Until recently, I would have taken issue with this. In my mind, nature is beautiful for its own sake. After all, it’s created by a God who delights in lovely things. And even if we never truly “saw” and understood it, that beauty would continue to exist in the world because He wishes it to.
That being said, I have always believed art can help us appreciate the excellence of the natural world in new ways or to a greater degree than we did previously. For instance, take the watercolor by Cézanne below. It is currently on display at the High Museum as part of a collection called Cézanne and the Modern, which will be in Atlanta until January 11, 2015.

I highly recommend getting the High’s audio tour. There are typically two tracks–one for adults and another for children–and I often listen to both as they contain different information. For only $6, you get a lot of extra information about the artists as well as a few lessons on art history.
Matthew Simms, Professor of Art History at California State University, Long Beach, contributed much to this audio tour. Regarding this piece, he said:
“Drawing offers tonal information. It tells you what areas are dark, where forms begin and where the end. Color gives chromatic information. What is the local color of something? Is there a shadow? Is it in light? Is something greenish or more yellow? Cézanne uses his two tools—the pencil and the paintbrush—to contribute different kinds of information. The end result is a watercolor in which drawing and color combine to create a vibrant sensation of a view into a forest.”

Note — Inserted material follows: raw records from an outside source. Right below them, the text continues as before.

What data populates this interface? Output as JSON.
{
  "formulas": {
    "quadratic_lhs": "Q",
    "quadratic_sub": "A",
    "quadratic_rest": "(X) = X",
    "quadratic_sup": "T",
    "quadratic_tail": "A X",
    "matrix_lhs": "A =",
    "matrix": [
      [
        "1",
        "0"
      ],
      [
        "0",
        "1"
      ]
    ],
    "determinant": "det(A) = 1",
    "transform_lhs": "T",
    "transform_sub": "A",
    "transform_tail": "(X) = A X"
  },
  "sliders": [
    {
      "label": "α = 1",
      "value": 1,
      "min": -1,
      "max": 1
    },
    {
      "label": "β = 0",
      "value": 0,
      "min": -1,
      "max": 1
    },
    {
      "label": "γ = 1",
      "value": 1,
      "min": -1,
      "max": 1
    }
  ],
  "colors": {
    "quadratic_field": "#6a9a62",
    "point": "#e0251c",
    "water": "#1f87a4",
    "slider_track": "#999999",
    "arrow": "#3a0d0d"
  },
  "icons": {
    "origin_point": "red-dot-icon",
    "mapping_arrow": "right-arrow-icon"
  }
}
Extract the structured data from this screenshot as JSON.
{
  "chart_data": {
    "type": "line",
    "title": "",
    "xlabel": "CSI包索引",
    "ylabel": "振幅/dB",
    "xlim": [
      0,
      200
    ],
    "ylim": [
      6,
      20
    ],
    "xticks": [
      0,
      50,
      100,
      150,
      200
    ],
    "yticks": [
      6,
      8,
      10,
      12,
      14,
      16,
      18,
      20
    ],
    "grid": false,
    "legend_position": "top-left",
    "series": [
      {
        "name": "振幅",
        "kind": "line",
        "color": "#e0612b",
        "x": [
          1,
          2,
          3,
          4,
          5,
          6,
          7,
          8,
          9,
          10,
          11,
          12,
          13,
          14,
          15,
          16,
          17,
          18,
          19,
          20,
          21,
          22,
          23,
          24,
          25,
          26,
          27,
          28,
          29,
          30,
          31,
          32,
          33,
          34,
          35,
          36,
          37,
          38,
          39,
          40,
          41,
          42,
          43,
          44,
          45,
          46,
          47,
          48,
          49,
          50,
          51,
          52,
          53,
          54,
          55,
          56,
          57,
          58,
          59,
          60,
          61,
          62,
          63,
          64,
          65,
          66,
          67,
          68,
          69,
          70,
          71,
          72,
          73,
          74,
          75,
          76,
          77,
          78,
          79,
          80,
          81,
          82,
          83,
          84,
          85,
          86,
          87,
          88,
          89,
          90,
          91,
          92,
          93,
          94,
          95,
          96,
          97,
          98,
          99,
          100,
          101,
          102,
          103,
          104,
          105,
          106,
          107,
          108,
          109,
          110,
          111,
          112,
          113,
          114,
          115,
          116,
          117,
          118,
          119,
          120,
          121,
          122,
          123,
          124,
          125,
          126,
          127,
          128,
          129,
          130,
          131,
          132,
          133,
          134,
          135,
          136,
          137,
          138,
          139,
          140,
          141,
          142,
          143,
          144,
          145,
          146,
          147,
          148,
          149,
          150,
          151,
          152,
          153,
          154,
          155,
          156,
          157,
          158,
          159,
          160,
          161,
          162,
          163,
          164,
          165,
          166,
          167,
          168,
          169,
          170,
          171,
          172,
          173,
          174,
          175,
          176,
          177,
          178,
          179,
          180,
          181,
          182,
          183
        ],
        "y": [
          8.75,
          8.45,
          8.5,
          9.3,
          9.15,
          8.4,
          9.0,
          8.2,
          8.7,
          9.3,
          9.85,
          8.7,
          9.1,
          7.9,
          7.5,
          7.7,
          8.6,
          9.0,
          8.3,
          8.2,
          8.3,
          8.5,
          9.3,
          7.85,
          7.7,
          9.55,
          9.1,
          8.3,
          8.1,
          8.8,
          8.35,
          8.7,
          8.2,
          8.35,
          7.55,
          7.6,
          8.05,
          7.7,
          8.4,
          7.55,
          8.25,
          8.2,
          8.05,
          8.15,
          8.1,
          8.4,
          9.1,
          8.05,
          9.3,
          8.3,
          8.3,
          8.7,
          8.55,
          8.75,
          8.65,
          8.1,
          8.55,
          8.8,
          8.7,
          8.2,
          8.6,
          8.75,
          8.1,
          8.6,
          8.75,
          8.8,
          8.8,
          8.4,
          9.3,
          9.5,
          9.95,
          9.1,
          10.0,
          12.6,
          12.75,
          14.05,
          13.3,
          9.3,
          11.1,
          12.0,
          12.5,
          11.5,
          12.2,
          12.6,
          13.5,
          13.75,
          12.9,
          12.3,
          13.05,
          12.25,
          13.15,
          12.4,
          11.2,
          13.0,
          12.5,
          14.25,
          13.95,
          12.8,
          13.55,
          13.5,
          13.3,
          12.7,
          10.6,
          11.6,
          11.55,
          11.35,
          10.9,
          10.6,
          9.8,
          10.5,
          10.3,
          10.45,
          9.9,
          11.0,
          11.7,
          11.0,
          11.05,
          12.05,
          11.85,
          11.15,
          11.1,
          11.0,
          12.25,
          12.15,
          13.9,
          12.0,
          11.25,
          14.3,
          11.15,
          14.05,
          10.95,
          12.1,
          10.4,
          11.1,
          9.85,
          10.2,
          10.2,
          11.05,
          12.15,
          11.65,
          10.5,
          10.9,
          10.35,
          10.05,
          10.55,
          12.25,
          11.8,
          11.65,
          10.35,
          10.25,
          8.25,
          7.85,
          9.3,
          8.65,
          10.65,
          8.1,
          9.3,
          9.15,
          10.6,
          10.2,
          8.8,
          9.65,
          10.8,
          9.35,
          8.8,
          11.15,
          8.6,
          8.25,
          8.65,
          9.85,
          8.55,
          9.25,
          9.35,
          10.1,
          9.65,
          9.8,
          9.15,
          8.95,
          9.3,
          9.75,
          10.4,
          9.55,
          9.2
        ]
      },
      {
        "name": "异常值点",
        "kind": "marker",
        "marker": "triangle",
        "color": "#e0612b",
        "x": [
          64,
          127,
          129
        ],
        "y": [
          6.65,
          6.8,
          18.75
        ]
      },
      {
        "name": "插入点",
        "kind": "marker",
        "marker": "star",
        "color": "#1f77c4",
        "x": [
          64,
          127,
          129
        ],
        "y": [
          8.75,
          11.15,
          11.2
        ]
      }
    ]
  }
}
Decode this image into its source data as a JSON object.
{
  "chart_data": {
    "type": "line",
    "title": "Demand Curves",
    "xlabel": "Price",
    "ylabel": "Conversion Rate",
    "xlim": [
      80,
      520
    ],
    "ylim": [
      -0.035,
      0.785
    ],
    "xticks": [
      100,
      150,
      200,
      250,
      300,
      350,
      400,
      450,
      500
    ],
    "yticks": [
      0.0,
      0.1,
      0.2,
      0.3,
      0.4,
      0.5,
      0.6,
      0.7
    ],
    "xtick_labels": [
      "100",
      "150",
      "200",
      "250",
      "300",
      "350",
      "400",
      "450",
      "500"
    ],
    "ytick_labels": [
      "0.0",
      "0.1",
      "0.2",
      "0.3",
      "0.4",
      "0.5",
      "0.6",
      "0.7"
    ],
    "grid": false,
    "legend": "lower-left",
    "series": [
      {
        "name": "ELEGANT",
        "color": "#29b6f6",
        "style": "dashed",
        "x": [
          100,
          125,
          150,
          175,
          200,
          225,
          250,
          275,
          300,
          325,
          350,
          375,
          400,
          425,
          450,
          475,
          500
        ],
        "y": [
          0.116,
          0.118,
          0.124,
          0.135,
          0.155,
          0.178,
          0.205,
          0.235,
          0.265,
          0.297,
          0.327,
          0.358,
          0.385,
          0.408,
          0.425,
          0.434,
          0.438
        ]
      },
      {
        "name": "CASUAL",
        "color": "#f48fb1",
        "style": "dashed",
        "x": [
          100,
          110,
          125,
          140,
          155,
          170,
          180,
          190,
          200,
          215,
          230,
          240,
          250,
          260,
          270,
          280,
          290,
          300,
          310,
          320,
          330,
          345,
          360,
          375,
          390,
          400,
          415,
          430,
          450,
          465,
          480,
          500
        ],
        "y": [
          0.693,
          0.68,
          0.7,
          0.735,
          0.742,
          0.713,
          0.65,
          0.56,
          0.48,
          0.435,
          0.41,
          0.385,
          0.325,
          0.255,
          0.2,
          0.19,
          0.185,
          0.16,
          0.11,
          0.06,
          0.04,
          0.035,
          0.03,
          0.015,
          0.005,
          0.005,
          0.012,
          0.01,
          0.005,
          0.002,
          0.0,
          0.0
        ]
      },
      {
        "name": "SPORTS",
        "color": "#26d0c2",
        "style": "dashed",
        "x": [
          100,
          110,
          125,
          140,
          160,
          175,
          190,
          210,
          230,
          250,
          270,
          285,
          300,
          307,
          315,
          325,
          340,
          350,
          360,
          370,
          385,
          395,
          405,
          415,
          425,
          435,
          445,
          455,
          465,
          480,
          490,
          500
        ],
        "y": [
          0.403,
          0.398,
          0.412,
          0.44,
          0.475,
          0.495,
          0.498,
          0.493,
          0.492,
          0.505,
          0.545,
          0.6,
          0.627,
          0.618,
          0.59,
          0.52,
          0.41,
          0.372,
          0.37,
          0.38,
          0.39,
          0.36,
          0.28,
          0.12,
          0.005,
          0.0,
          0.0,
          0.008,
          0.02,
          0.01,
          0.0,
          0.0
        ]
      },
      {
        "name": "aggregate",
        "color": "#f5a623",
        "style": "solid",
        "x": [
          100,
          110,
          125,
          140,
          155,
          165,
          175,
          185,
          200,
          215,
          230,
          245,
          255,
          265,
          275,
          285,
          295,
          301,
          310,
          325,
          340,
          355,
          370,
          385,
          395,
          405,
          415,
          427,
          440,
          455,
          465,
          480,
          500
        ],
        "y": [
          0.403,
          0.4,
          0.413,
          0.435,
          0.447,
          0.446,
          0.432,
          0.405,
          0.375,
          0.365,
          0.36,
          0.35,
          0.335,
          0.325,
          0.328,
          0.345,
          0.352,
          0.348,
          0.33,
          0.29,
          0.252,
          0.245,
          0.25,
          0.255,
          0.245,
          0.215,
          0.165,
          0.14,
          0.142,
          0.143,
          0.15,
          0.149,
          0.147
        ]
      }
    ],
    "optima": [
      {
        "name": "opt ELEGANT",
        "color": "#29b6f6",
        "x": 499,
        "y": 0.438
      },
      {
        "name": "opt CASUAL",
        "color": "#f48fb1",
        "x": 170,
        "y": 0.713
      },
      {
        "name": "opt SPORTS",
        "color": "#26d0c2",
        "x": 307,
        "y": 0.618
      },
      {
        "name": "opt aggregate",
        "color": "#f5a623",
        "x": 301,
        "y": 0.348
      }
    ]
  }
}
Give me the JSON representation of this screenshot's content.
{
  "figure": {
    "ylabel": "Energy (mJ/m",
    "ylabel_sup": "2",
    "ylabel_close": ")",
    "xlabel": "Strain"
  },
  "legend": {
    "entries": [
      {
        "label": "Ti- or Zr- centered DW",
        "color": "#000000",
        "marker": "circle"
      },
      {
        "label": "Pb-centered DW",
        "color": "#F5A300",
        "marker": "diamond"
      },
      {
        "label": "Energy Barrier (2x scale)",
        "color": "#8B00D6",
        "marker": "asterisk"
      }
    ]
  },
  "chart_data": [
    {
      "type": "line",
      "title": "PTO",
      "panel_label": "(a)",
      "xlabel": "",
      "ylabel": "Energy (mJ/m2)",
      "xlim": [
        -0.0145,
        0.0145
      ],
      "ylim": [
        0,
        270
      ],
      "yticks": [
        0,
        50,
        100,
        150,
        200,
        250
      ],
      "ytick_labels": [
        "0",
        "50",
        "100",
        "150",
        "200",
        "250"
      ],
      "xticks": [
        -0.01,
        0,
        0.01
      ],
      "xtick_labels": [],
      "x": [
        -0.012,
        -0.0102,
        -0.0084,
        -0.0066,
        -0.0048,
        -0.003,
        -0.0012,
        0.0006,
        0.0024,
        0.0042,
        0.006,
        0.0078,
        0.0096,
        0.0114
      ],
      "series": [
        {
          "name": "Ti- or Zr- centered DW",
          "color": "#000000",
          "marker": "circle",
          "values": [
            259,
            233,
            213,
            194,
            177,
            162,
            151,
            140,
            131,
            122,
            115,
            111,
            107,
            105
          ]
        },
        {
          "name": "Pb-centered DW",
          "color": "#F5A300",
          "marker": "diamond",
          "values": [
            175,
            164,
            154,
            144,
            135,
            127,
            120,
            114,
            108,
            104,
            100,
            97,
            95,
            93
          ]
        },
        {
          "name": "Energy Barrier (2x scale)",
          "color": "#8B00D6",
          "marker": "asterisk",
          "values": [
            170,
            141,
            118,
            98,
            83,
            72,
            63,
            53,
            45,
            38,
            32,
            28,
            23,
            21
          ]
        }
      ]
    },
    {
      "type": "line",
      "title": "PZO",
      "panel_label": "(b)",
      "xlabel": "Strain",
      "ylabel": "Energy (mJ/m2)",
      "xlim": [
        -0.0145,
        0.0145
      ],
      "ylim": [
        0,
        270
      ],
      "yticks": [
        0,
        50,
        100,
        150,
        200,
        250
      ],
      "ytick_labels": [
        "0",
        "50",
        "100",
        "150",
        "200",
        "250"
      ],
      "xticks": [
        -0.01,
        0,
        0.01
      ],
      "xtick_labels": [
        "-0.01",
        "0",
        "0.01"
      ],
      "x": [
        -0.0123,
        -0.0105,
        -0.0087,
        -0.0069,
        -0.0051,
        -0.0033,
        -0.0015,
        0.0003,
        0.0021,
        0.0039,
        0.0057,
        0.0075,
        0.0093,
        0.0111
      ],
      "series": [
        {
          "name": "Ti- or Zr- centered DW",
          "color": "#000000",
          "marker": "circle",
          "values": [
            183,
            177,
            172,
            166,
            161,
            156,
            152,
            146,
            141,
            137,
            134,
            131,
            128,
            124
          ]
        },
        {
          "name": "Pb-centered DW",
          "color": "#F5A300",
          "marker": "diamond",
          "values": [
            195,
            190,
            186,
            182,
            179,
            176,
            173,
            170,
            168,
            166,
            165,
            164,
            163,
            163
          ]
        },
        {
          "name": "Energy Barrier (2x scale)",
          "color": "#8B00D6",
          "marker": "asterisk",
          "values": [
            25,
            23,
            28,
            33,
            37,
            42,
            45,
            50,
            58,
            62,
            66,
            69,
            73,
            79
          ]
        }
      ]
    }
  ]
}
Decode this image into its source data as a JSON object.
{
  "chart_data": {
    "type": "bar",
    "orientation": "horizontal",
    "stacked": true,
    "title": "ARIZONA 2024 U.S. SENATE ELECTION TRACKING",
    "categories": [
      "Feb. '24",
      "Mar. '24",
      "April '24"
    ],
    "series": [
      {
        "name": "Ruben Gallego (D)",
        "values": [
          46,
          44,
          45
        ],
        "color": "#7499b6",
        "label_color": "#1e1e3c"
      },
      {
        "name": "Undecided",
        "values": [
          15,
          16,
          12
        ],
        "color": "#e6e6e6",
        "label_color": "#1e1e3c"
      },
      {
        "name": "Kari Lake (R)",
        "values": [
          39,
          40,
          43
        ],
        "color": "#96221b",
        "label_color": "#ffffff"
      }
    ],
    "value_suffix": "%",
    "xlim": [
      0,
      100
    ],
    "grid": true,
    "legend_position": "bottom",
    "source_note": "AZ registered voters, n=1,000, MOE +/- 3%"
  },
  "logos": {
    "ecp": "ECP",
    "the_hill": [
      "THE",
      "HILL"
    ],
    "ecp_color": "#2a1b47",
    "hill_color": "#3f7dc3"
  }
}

I can appreciate the loveliness of a forest path dappled with light. I’ve walked many of them and experienced the peace and tranquility they have to offer. I’ve noticed the quiet interplay between light and shadow, heat and cold. But I’d never noticed the different colors light can create in such a space.
A few days after learning this information, I took a walk around Kennesaw Mountain National Battlefield Park and noticed that the light that passed through green leaves took on an entirely appearance than it did when it passed through yellow and orange leaves. Both were beautiful but in different ways, and Cézanne (and Simms) showed me how to appreciate the contrast.

Learning this didn’t just help me see the world around me in a new or better way. It changed how I understood the things I perceived. It made me think Wilde might have been on the right track.
Last weekend, it was blustery here in Georgia. It was the kind of wind that gave the cold air a set of teeth and helped it bite through denim and fleece. I was loathe to go out in it, but I’m glad I ended up braving the elements. While I was sitting in traffic, I noticed a jumble of leaves–orange, red, yellow, and brown–swirling on the street. The wind whipped them into graceful swoops and spirals of color. The sight was lovely to be sure, but nothing I hadn’t noticed before.
But the same wind was also buoying the birds in the sky. Like the leaves hovering inches from the ground, the small birds were all angles, and they danced around one another in an intricate pasodoble of tail feather and wing. For a few seconds, flora and fauna moved with an inexplicable synchronicity. They “rhymed” with one another.
Alone, each one would have been lovely and ripe with meaning. But together, they revealed the harmony of earth and sky and became something altogether different. I’m not sure if life was imitating art or the other way around, but for the briefest of moments, I was presented with something sublime.